NoBroker's home services orders hit 1.5 lakh in March, quietly surpassing its core real estate transactions. This marks a fundamental shift from its brokerless listings model, even as its FY25 and FY26 financials remain unfiled. These new verticals must now deliver profitability within their ambitious 12-15 month target.
How We Got Here
Founded in 2013, NoBroker raised $368 million pushing its "brokerless" property model for a decade. By FY24, the platform logged ₹803 crore in revenue but also ₹411 crore in losses, relying 90% on core real estate.
The Numbers
- Revenue from NoBroker's core real estate business dropped from 90% in FY24 to 50-55% in FY26.
- Financial services and home services now equally split the remaining 45-50% of NoBroker’s FY26 revenue.
- Cofounder Saurabh Garg reports home services volumes hit 1.5 lakh orders in March 2026, while real estate transactions reached 1 lakh.

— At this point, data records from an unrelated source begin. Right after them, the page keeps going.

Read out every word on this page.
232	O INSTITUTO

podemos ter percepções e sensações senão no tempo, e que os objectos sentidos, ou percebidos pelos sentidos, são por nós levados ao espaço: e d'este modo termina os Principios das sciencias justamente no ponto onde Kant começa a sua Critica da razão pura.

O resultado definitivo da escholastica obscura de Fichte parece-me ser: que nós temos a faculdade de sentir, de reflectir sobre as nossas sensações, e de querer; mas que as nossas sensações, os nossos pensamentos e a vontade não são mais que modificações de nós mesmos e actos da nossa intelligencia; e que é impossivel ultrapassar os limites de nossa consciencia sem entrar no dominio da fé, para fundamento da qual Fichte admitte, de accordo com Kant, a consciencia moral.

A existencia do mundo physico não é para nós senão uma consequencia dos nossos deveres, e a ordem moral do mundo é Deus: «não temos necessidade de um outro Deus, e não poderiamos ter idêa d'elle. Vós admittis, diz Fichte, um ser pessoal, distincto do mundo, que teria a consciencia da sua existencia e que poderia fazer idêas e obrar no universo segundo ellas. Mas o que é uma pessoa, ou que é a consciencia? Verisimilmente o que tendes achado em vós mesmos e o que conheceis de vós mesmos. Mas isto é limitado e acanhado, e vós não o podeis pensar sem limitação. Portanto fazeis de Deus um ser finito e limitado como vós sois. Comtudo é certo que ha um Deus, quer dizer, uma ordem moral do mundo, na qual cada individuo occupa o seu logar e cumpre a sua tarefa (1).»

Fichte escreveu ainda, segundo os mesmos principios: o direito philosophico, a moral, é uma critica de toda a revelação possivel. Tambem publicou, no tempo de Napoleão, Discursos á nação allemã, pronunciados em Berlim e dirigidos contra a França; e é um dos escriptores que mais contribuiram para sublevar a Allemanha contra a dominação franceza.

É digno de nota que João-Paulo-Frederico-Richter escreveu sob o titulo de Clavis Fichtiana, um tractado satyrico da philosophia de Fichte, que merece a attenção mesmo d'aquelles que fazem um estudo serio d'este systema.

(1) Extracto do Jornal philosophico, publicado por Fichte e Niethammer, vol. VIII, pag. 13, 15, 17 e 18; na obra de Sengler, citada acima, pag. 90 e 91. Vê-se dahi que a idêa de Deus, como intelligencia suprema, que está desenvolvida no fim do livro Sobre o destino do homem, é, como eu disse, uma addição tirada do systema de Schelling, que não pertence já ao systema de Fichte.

- NoBroker has not filed its audited financials for FY25 or FY26, despite claiming record growth for FY26.
What Happens Next
🇮🇳 Why This Matters for India
For proptech founders in Bangalore and Pune, NoBroker's pivot highlights the struggle to monetize free-user platforms and the aggressive pursuit of services revenue.
The Take
NoBroker's claims of shifting revenue and impending profitability feel hollow without actual filed financials for the last two years. Don't get distracted by transaction volumes; the real story is whether these new, competitive service lines can actually cover the losses from their free listing core.